Renumbering with IPv6 WAS: [ppml] Get you IPv6 Today,

Phil Howard phil-arin-ppml at
Thu Jan 9 17:36:34 EST 2003

On Thu, Jan 09, 2003 at 02:12:57AM -0600, Mury wrote:

| > But the point is, you still have to syncronize the event of switching
| > routers and switching the DNS data, if you don't have the opportunity
| > to overlap.
| I don't think I understand what you are saying.  We switch routers and DNS
| data every day.  It's rarely a problem if you know ahead of time.

Sometimes you don't know ahead of time.  And sometimes even if you do,
you have to "throw the switch" when the registrar/registry does, and you
don't really have control over that, or even information about it.

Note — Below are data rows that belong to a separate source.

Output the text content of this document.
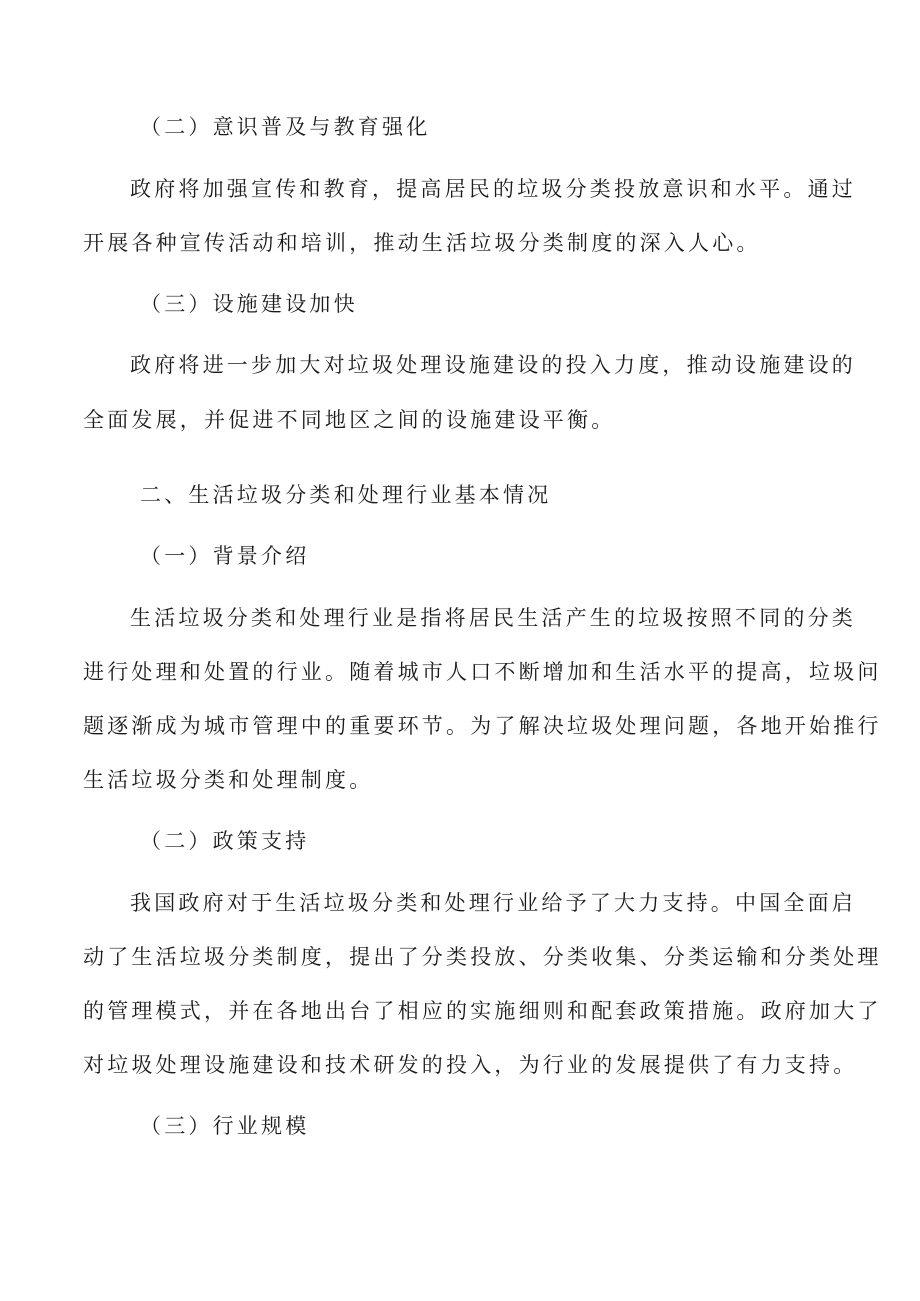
（二）意识普及与教育强化
政府将加强宣传和教育，提高居民的垃圾分类投放意识和水平。通过
开展各种宣传活动和培训，推动生活垃圾分类制度的深入人心。
（三）设施建设加快
政府将进一步加大对垃圾处理设施建设的投入力度，推动设施建设的
全面发展，并促进不同地区之间的设施建设平衡。
二、生活垃圾分类和处理行业基本情况
（一）背景介绍
生活垃圾分类和处理行业是指将居民生活产生的垃圾按照不同的分类
进行处理和处置的行业。随着城市人口不断增加和生活水平的提高，垃圾问
题逐渐成为城市管理中的重要环节。为了解决垃圾处理问题，各地开始推行
生活垃圾分类和处理制度。
（二）政策支持
我国政府对于生活垃圾分类和处理行业给予了大力支持。中国全面启
动了生活垃圾分类制度，提出了分类投放、分类收集、分类运输和分类处理
的管理模式，并在各地出台了相应的实施细则和配套政策措施。政府加大了
对垃圾处理设施建设和技术研发的投入，为行业的发展提供了有力支持。
（三）行业规模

I also see the quality of registrar operations sliding downhill, and
being able to NOT make delegated NS changes is a major plus to me.
I've had trouble putting my changes through a few times (for example
Network Solutions' host object updates I believe test the wrong field
for the NS hostname authority).  And I've had customers completely
unreachable when changes happen.  It's something I'd rather not have
to ever change.

| > And if an ISP goes bankrupt without notice (yes, it happens) and you
| > suddenly have to switch to another, how do you restore your DNS IPs
| > when you can't get any verification because your GTLD A records still
| > point to the old ones?
| Of course ISPs go bankrupt.  They usually keep operating however.  Even
| so, if they were to shut their doors completely it would be awesome to be
| able to simply change a couple lines in a router and in a DNS server than
| the total nightmare you can have with having to renumber with IPv4.

Well, certainly the renumbering can be an issue.  But if the numbers
come from a defunct ISP, you can NAT the network all at once and not
have to worry that the addresses you have internally can't reach anyone
because those are the numbers of a defunct ISP.  I've had two customers
we quickly renumbered that way, by using NAT and just mapping all the
old IPs to new IPs, or to a single new IP.  They _may_ even still be
using those old non-private addresses internally for all I know.

My concern is reachability of my primary delegated NS server, which has
to be identified by the appropriate address record at the GTLD or other
TLD server.  IPv6 can be an advantage in that respect if the address is
permanent (in the sense that I don't have to change it while still in
business).  I'm not talking about recoverable assets in a bankruptcy;
I'm talking about planning to ensure 5 9's reachability.  And one of
those things does involve not having to change outside views of the
address space.

I had believed IPv6 would offer me these things.  Eventually I determined
that does not appear to be the case.  Scaling routing remains a serious
issue, and is holding back universal portability.  I see potential solutions
but I don't knwo of those people who are in the midst of actually making
such technological decisions are even working in that direction or not.